Iran : Les carottes sont-elles cuites?
Ephraim Asculai et Emily B. Landau
Jerusalem Post, 22 août, 2010

Les efforts de la communauté internationale pour faire face au programme nucléaire iranien sont bien connus. L'Occident, à travers le G3 d'abord (la France, l'Allemagne et le Royaume-Uni) puis les Etats-Unis, a entamé un "processus diplomatique" qui n'a mené à rien. La Chine et la Russie jouent au yo-yo entre l'Iran et l'Occident, rechignant à faire preuve de fermeté à l'égard des provocations perpétuelles de Téhéran, et ne consentant qu'aux sanctions les plus clémentes du Conseil de sécurité. L'agence internationale de l'énergie atomique (AIEA) continue d'interroger l'Iran sur l'aspect militaire de son programme nucléaire. Questions auxquelles le Régime refuse bien évidemment de répondre. Tout en continuant à installer et gérer des sources d'enrichissement d'uranium en cascades.

Les Iraniens essayent de gagner du temps. Et ils y arrivent. Personne sur leur route pour affirmer haut et fort que leur programme nucléaire a des ambitions militaires. La République islamique sait qu'elle est sur le point de parvenir à son objectif.

Une prise de conscience tardive

Mais le vent a tourné ces dernières semaines. La communauté internationale semble décidée à regarder les choses en face. Les avancées du processus de nucléarisation parlent d'elles-mêmes. Le Régime des mollahs maîtrise désormais le processus d'enrichissement de l'uranium. Le pays a accumulé suffisamment d'uranium enrichi à 3,5 % pour être en passe de produire de l'uranium à 90 %, c'est-à-dire adapté aux exigences militaires. De quoi alimenter au moins deux dispositifs nucléaires.
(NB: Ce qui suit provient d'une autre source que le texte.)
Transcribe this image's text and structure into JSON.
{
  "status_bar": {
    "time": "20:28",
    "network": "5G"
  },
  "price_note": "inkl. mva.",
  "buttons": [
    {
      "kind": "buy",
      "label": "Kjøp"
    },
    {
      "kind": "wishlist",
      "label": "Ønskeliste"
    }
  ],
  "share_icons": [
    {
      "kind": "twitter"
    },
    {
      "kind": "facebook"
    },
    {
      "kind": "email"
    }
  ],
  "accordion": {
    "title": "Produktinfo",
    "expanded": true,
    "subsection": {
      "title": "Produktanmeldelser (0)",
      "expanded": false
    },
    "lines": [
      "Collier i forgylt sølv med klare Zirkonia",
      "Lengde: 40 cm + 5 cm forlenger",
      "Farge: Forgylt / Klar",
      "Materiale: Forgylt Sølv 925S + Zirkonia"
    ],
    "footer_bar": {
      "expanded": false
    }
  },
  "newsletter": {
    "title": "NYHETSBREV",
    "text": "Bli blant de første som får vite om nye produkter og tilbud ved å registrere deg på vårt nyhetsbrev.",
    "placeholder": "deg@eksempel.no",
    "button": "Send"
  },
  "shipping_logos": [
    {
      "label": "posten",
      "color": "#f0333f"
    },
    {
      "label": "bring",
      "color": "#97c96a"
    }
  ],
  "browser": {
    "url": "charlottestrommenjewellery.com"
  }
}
En février dernier, l'Iran a entamé la production d'uranium enrichi à 20 %, la dernière étape vers les 90 %. Le but est bientôt atteint. Le Régime a fait savoir qu'il avait accumulé près de 20 kilos d'uranium enrichi à 20 %. Ce n'est certes pas assez pour fabriquer une bombe, mais constitue la preuve que l'Iran maîtrise le processus. Quant aux raisons avancées par le Régime pour justifier cet enrichissement, elles sont hors de propos puisque la totalité du programme va à l'encontre des résolutions du Conseil de sécurité.

Devant de tels faits accomplis, les réactions internationales commencent à prendre de l'ampleur. Le 27 juin, le directeur de la CIA Leon Panetta déclarait à Washington que l'Iran avait probablement assez d'uranium faiblement enrichi pour deux bombes nucléaires, mais que la construction de ces deux bombes devrait prendre encore deux ans. Au même moment, à la commission du Sénat pour les relations internationales, William Burns, sous-Secrétaire d'Etat aux affaires politiques, expliquait que la politique américaine face à l'Iran est "simple" : "Nous devons empêcher Téhéran de développer des armes nucléaires. Nous devons également contrer ses actions déstabilisatrices dans la région et au-delà".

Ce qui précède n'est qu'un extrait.